Dr. Thomas Knecht ist seit 2015 Geschäftsführer und seit 2017 Vorstandsvorsitzender der Hellmann Worldwide Logistics SE & Co. KG. Dort ist er unter anderem für die Bereiche Finance, Strategie, IT/Digitalisierung sowie für die drei Produktsparten zuständig. Davor war er Senior Partner und Spezialist für Restrukturierungen bei der Unternehmensberatung Roland Berger, die Hellmann auch beim Sanierungskonzept beraten hat. Seine berufliche Laufbahn begann Knecht als Investmentbanker.

Zum Unternehmen

Die Hellmann Worldwide Logistics SE & Co.
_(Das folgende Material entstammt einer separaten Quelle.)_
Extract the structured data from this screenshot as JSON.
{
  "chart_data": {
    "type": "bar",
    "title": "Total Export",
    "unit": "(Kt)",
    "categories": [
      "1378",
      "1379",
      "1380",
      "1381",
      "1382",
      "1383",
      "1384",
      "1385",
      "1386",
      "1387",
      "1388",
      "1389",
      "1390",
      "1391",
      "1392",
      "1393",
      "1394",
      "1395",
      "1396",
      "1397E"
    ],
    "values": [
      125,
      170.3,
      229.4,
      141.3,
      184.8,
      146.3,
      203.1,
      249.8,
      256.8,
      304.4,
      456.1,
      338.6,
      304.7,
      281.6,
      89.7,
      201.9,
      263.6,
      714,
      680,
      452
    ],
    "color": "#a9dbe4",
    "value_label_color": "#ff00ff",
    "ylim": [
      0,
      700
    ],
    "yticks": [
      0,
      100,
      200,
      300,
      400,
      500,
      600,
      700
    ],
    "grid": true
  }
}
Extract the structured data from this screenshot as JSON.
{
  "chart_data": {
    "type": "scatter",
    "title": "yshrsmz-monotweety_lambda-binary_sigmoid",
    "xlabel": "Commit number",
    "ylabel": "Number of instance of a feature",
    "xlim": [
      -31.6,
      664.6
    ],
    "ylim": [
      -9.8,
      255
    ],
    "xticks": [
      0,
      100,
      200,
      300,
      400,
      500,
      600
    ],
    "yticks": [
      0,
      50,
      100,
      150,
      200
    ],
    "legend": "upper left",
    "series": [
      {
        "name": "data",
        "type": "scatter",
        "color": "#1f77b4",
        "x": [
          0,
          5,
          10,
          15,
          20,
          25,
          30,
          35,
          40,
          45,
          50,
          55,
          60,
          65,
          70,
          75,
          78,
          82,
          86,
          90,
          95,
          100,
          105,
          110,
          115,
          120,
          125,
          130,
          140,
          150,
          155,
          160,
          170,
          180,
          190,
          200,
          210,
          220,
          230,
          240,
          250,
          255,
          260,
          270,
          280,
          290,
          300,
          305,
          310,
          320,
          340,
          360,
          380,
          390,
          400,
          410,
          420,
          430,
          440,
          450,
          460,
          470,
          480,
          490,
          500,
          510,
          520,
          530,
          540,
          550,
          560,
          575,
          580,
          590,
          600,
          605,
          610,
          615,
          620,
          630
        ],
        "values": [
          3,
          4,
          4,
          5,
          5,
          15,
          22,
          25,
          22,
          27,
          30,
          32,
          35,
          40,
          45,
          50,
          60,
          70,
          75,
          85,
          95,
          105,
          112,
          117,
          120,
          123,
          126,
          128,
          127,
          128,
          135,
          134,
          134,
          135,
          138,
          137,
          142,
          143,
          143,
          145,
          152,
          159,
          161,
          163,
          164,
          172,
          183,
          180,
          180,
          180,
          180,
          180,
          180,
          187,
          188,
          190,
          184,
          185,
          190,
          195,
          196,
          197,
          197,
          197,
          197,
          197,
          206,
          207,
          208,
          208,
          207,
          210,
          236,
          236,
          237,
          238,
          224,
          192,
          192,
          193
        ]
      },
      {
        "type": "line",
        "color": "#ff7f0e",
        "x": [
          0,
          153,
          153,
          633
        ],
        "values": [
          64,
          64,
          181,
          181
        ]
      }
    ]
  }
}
KG ist ein global aufgestellter Logistikdienstleister mit über 250 Standorten in 56 Ländern. Im vergangenen Jahr erwirtschaftete Hellmann einen Konzernumsatz von 2,5 Mrd. Euro, der Umsatz der Unternehmensgruppe betrug 3,2 Mrd. Euro. Bis heute gehört das Osnabrücker Familienunternehmen mit den beiden charakteristischen Wildgänsen im Logo den beiden Vettern Jost und Klaus Hellmann. Klaus Hellmann ist bereits Ende 2016 aus der damaligen Geschäftsführung in den neuen Aufsichtsrat gewechselt. Jost Hellmann ist neben Dr. Knecht im Vorstand des Unternehmens, hat aber angekündigt, das Gremium zum Ende 2018 zu verlassen. Seit 2015 durchlief das Unternehmen unter der Leitung von Dr. Knecht nach Verlustjahren eine Phase der Restrukturierung. Statt Ländereinheiten gibt es nun Produktsparten. Ein Executive Board mit sieben Mitgliedern inklusive Vorstand wurde eingeführt und die Gruppe von einer GmbH in eine SE umfirmiert. Seit 2016 schreibt Hellmann wieder schwarze Zahlen.

www.hellmann.net

 

Autorenprofil

Als Redakteur bei der Unternehmeredition leitet Volker Haaß die Online-Aktivitäten sowie die Sonderpublikationen der Plattform. Dazu gehört unter anderem die FuS – Zeitschrift für Familienunternehmen und Strategie.